Вместе с тем трансформация блока, существенно расширившего спектр своих задач – начиная от классической коллективной обороны и заканчивая нетрадиционными формами миротворчества (известными как «гуманитарные интервенции»), – не была единственной причиной активизации евроатлантической политики Франции. Не менее важным для Парижа доводом в пользу более тесного сближения с НАТО стали процессы расширения Альянса. Если в марте 1999 г. количество членов организации возросло с 16 до 19, то в результате синхронного расширения ЕС и НАТО в мае 2004 г. Альянс стал насчитывать уже 26 стран-участниц. При этом обе организации привели свой членский состав к «общему знаменателю», и в настоящее время в них представлены (за некоторым исключением) почти одни и те же государства.
Результатом такого параллельного увеличения членского состава в очередной раз стало обострение проблемы «распределения бремени ответственности между старыми и новыми членами НАТО» и постепенное «перетекание» внутринатовских противоречий на уровень межгосударственных отношений в ЕС/ЕПБО.
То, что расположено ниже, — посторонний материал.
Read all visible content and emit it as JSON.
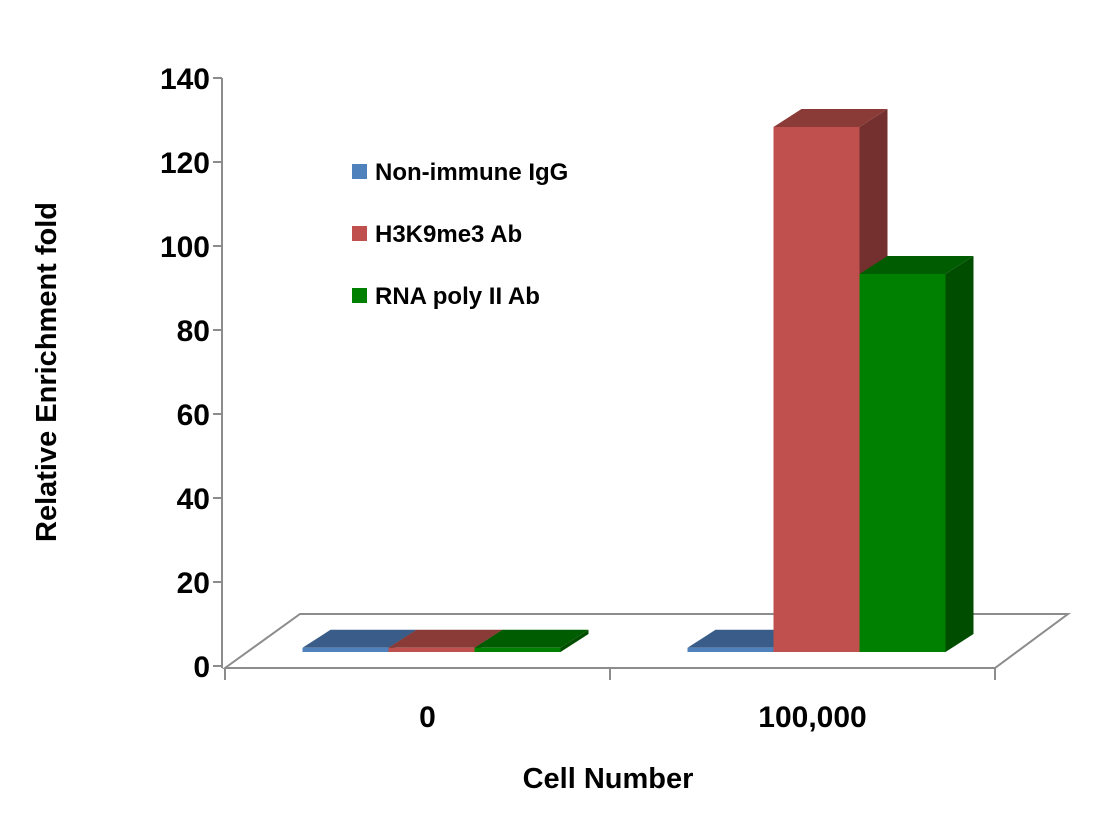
{
  "chart_data": {
    "type": "bar",
    "style": "3d-clustered-column",
    "title": "",
    "xlabel": "Cell Number",
    "ylabel": "Relative Enrichment fold",
    "categories": [
      "0",
      "100,000"
    ],
    "ylim": [
      0,
      140
    ],
    "yticks": [
      "0",
      "20",
      "40",
      "60",
      "80",
      "100",
      "120",
      "140"
    ],
    "grid": false,
    "legend_position": "top-left",
    "series": [
      {
        "name": "Non-immune IgG",
        "color": "#4f81bd",
        "values": [
          1,
          1
        ]
      },
      {
        "name": "H3K9me3 Ab",
        "color": "#c0504d",
        "values": [
          1,
          125
        ]
      },
      {
        "name": "RNA poly II Ab",
        "color": "#008000",
        "values": [
          1,
          90
        ]
      }
    ]
  }
}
Имея все необходимые инструменты воздействия на новых членов НАТО в рамках ЕС/ЕПБО, Париж все же осознал свою ограниченность в средствах воздействия на эту группу стран по линии Североатлантического альянса в случае продолжения политики неприсоединения к военным структурам блока. То обстоятельство, что среди недавно принятых в НАТО стран ЦВЕ не было ни одного государства, не участвующего в работе военных органов Альянса, поставило французское руководство в затруднительное положение. К середине 2000-х годов сложилась парадоксальная ситуация: крупнейшая из стран Европы, регулярно вносящая весомый вклад в «общую корзину» трансатлантической безопасности, принимающая активное участие в боевых и миротворческих миссиях НАТО, Франция оказывалась в ином статусе, чем такие государства, как Болгария и Румыния3 [Cameron, Maunlyg, p. 1]. Исправить ситуацию могло возвращение французских солдат под руководство своих же офицеров, приданных объединенным военным командованиям НАТО.